IL est des poulpes, petits et translucides. Il y en a des roses, il y en a des bleus, il y en a des verts. Dans les jours chauds, quand la mer est paisible jusqu’à sembler morte, ils flottent à la surface. Ils semblent de grands champignons à plusieurs racines. Il y en a des roses, il y en a des bleus, il y en a des verts. Dans le calme de la mer et du ciel, ils flottent à la surface de l’eau.

Ils sont venimeux comme les grands champignons vénéneux qu’ils évoquent.

Sur la chair, qu’insidieusement ils ont frôlé, ils laissent une trace rouge qui gonfle et brûle, une trace qui demeure de longs jours. Ce sont les champignons de la mer, de grands champignons mobiles, mobiles dans l’eau où ils flottent dans les jours calmes.

Il y en a des roses, il y en a des bleus, il y en a des verts.

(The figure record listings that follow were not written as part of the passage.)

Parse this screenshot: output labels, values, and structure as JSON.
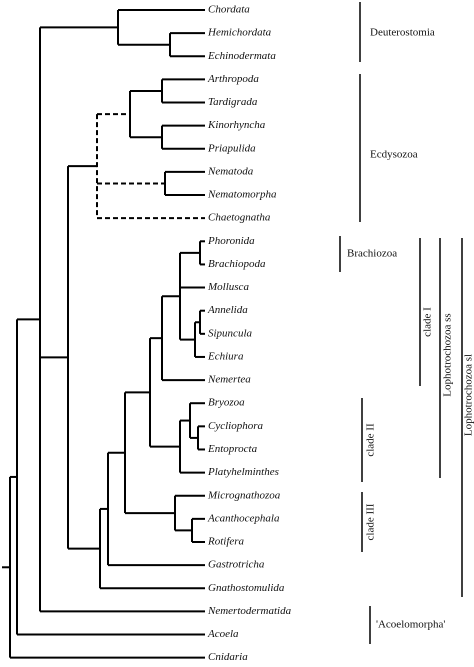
{
  "taxa": [
    "Chordata",
    "Hemichordata",
    "Echinodermata",
    "Arthropoda",
    "Tardigrada",
    "Kinorhyncha",
    "Priapulida",
    "Nematoda",
    "Nematomorpha",
    "Chaetognatha",
    "Phoronida",
    "Brachiopoda",
    "Mollusca",
    "Annelida",
    "Sipuncula",
    "Echiura",
    "Nemertea",
    "Bryozoa",
    "Cycliophora",
    "Entoprocta",
    "Platyhelminthes",
    "Micrognathozoa",
    "Acanthocephala",
    "Rotifera",
    "Gastrotricha",
    "Gnathostomulida",
    "Nemertodermatida",
    "Acoela",
    "Cnidaria"
  ],
  "clades": [
    "Deuterostomia",
    "Ecdysozoa",
    "Brachiozoa",
    "clade I",
    "Lophotrochozoa ss",
    "Lophotrochozoa sl",
    "clade II",
    "clade III",
    "'Acoelomorpha'"
  ]
}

Ils m’inquiètent. J’explore la surface de l’eau, autour de moi, mais l’eau du large vient sans cesse sur moi, et l’eau qui a touché la rive retourne sans cesse sous moi.

Les petits poulpes roses, bleus ou verts m’inquiètent, et je ne crains pas leur venin. Mais moi qui ne redoute pas la mort au fond de l’abîme marin, j’ai peur, effroyablement peur, de l’inattendu contact visqueux et mou, avec ma chair, des choses mystérieuses de la mer.

Et les poulpes roses, bleus et verts, inlassablement, à la surface de la mer m’attendent. Et ces poulpes sont des méduses.